Is there some way to use ifconfig or something like that to run a script from init.d only after network is available?
opkg install ntp-systemd
systemctl enable ntpdate.service
systemctl enable ntpd.service
Edit /etc/ntp.conf and comment the following lines (no fallback on an hardware clock that doesn't exist and because the ntpdate service use the "ntpd -q" command)
#server 127.127.1.0
#fudge 127.127.1.0 stratum 14
Two services are installed:
/lib/systemd/system/ntpd.service:
[Unit]
Description=Network Time Service
After=network.target
[Service]
Type=forking
PIDFile=/run/ntpd.pid
ExecStart=/usr/bin/ntpd -p /run/ntpd.pid
/lib/systemd/system/ntpdate.service:
[Unit]
Description=Network Time Service (one-shot ntpdate mode)
Before=ntpd.service
[Service]
Type=oneshot
ExecStart=/usr/bin/ntpd -q -g -x
RemainAfterExit=yes
ntpd is started after the network is up (After=network.target) so the date should be continuously synchronized. BUT has explained in the ntpd man page:
Most operating systems and hardware of today incorporate a
time-of-year (TOY) chip to maintain the time during periods when the
power is off. When the machine is booted, the chip is used to
initialize the operating system time. After the machine has
synchronized to a NTP server, the operating system corrects the chip
from time to time. In case there is no TOY chip or for some reason its
time is more than 1000s from the server time, ntpd assumes something
must be terribly wrong and the only reliable action is for the
operator to intervene and set the clock by hand. This causes ntpd to
exit with a panic message to the system log. The -g option overrides
this check and the clock will be set to the server time regardless of
the chip time. However, and to protect against broken hardware, such
as when the CMOS battery fails or the clock counter becomes defective,
once the clock has been set, an error greater than 1000s will cause
ntpd to exit anyway.
So we need to set the date before starting ntpd and this is done by the ntpdate service by executing "ntpd -q -g -x" before starting ntpd.service.
From ntpd man page:
-q Exit the ntpd just after the first time the clock is set. This behavior mimics that of the ntpdate program, which is to be retired.
The -g and -x options can be used with this option. Note: The kernel
time discipline is disabled with this option.
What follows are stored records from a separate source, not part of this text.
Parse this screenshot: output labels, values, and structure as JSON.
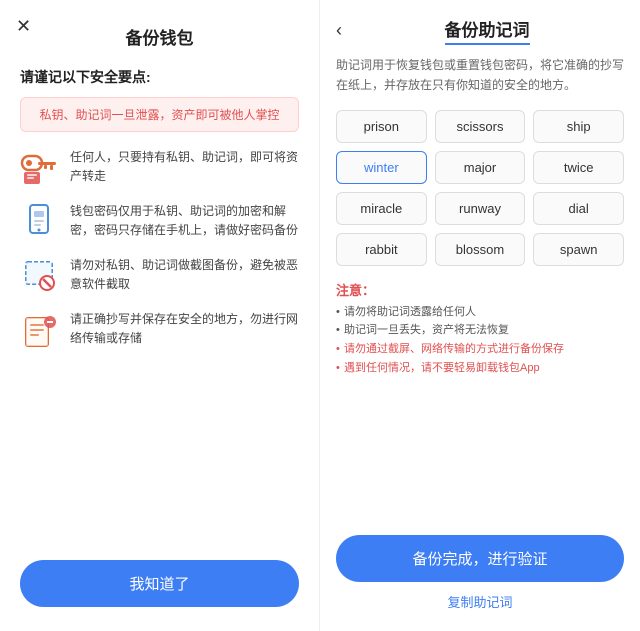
{
  "left": {
    "close_label": "✕",
    "title": "备份钱包",
    "subtitle": "请谨记以下安全要点:",
    "warning": "私钥、助记词一旦泄露，资产即可被他人掌控",
    "tips": [
      {
        "icon": "🔑",
        "text": "任何人，只要持有私钥、助记词，即可将资产转走"
      },
      {
        "icon": "📱",
        "text": "钱包密码仅用于私钥、助记词的加密和解密，密码只存储在手机上，请做好密码备份"
      },
      {
        "icon": "📷",
        "text": "请勿对私钥、助记词做截图备份，避免被恶意软件截取"
      },
      {
        "icon": "📄",
        "text": "请正确抄写并保存在安全的地方，勿进行网络传输或存储"
      }
    ],
    "bottom_btn": "我知道了"
  },
  "right": {
    "back_label": "‹",
    "title": "备份助记词",
    "desc": "助记词用于恢复钱包或重置钱包密码，将它准确的抄写在纸上，并存放在只有你知道的安全的地方。",
    "words": [
      {
        "text": "prison",
        "highlighted": false
      },
      {
        "text": "scissors",
        "highlighted": false
      },
      {
        "text": "ship",
        "highlighted": false
      },
      {
        "text": "winter",
        "highlighted": true
      },
      {
        "text": "major",
        "highlighted": false
      },
      {
        "text": "twice",
        "highlighted": false
      },
      {
        "text": "miracle",
        "highlighted": false
      },
      {
        "text": "runway",
        "highlighted": false
      },
      {
        "text": "dial",
        "highlighted": false
      },
      {
        "text": "rabbit",
        "highlighted": false
      },
      {
        "text": "blossom",
        "highlighted": false
      },
      {
        "text": "spawn",
        "highlighted": false
      }
    ],
    "notice_title": "注意：",
    "notices": [
      {
        "text": "请勿将助记词透露给任何人",
        "red": false
      },
      {
        "text": "助记词一旦丢失，资产将无法恢复",
        "red": false
      },
      {
        "text": "请勿通过截屏、网络传输的方式进行备份保存",
        "red": true
      },
      {
        "text": "遇到任何情况，请不要轻易卸载钱包App",
        "red": true
      }
    ],
    "verify_btn": "备份完成，进行验证",
    "copy_link": "复制助记词"
  }
}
Another service installed on the Beaglebone interact with the date/time
timestamp.service
[Unit]
Description=Timestamping service
ConditionPathExists=/etc/timestamp
After=remount-rootfs.service
[Service]
RemainAfterExit=yes
ExecStart=/usr/bin/load-timestamp.sh
ExecStop=/usr/bin/load-timestamp.sh --save
This service store the current timestamp in /etc/timestamp when it's stopped and set the date from that timestamp when it's started. So if ntpd isn't installed, the date set manually and the beaglebone rebooted, the date is only behind by the boot duration.
Do you have the /etc/network/if-post-up.d/ directory on your target system? If so, scripts in that directory should be run when the network comes up. If not, are you using DHCP? Your DHCP client may support running scripts.